Her blog is frequently updated with a mix of shorter and longer posts about the latest news for the HTO group, the DOME consortium or any other part of Åsas work! Åsa writes that “In short this blog contains everything I am interested in at work!” and she describe her research area like this:
“I do research mainly from a socio-technical perspective in the following areas:
IT and work. Digitalisation has great potential to improve work and to increase work engagement. However, to develop and deploy ICT in organisations is difficult and often users think that the ICT is too complex and has major flaws.
Computer Science Education. I also do research on learning and didactics, and is part of the Uppsala Computing Education Research Group (UpCERG)”
Jonas Moll is a postdoctoral researcher in human-computer interaction at Uppsala University, and his background is in computer science. Here you can read interesting reflections and detail descriptions on what is going on within the research projects or other things Jonas participates in. This is how Jonas describes his research area and his blog:
“My main research areas are computer mediated communication and collaboration in multimodal environments. A special interest lies in how haptic feedback can affect the communication and collaboration in collaborative virtual environments.
I am also one of the researchers within the DOME (Deployment of Online Medical records and E-health services) consortium, where I focus on how patients’ access to their medical records online affect the communication between patients and physicians.
I am also conducting pedagogical development studies related to the use of social media within the scope of higher education courses.
In this blog I will publish posts about my academic activities and interests, with special emphasis on multimodal interaction, eHealth and social media in higher education.
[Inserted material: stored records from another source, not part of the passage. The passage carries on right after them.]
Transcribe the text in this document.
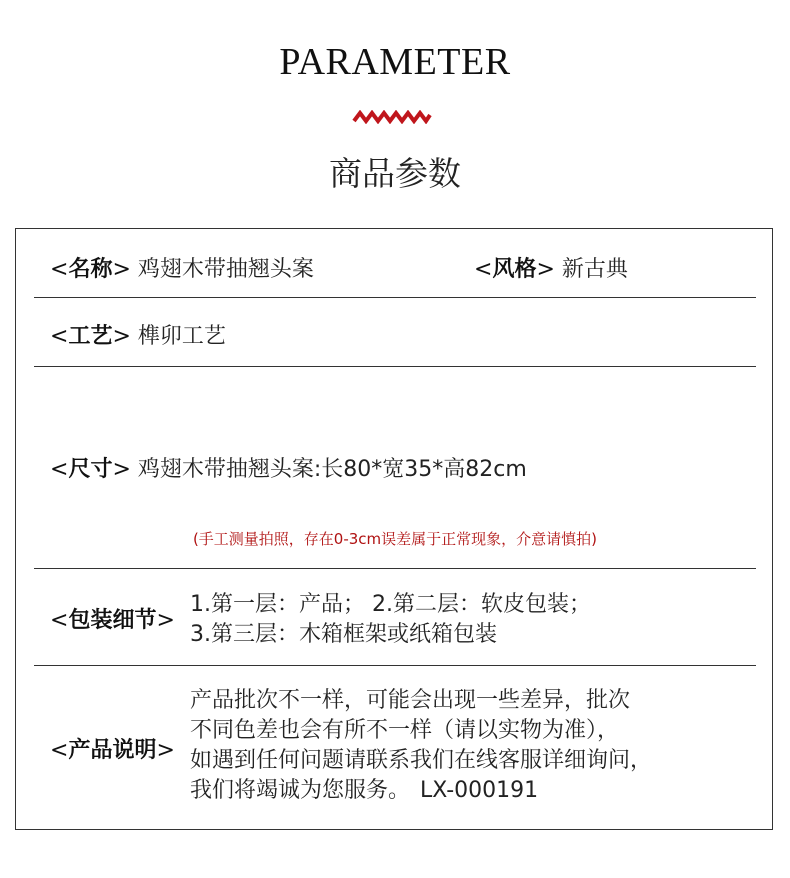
PARAMETER
商品参数
<名称> 鸡翅木带抽翘头案	<风格> 新古典
<工艺> 榫卯工艺
<尺寸> 鸡翅木带抽翘头案:长80*宽35*高82cm
(手工测量拍照，存在0-3cm误差属于正常现象，介意请慎拍)
<包装细节>
1.第一层：产品； 2.第二层：软皮包装；
3.第三层：木箱框架或纸箱包装
<产品说明>
产品批次不一样，可能会出现一些差异，批次
不同色差也会有所不一样（请以实物为准），
如遇到任何问题请联系我们在线客服详细询问，
我们将竭诚为您服务。 LX-000191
I do this not only to show what I am currently working on, but also to force myself to reflect on and discuss what I am doing.”
Diane Golay is a PhD student within Human-Computer Interaction (HCI) at Uppsala University, and in this relatively new blog you can follow her refelections about subjects related to HCI and being a PhD student. She writes that “In this blog, I share my reflections, discoveries and tips related to my experience as a newbie in academia” and she describes her research area like this:
“My main research area is the use of ICT in the workplace. I am especially interested in investigating how ICT can be designed in order to fit workers’ needs and characteristics as well as how the use of ICT affects employee’s well-being, working conditions and professional identity. Within the framework of the DISA project, I currently focus on investigating how digitalization in healthcare affects nurses’ work environment.
A further research interest of mine is human-computer interaction (HCI) didactics. In my experience as a teaching assistant within that specific field, I was able to witness how difficult it is to make HCI’s core message come across, especially in regard with often sceptical computer science students. However, I believe it is essential for future software engineers to incorporate HCI methods and findings into their practice in order for better, more usable systems to be brought onto the market. Throughout my PhD studies, I thus hope to be able to take a closer look at how HCI-related skills can be taught to programming-oriented students.”
Christiane is a PhD student at TH Köln University of Applied Sciences (Germany) and KTH Royal Institute of Technology in Stockholm (Sweden). In her blog, she writes about her research in Human-Computer Interaction, eHealth services, teaching, and academic life in general.
I like to think of this blog as a tool and place for reflection, and as an opportunity to share things I learned that might be valuable for others as well.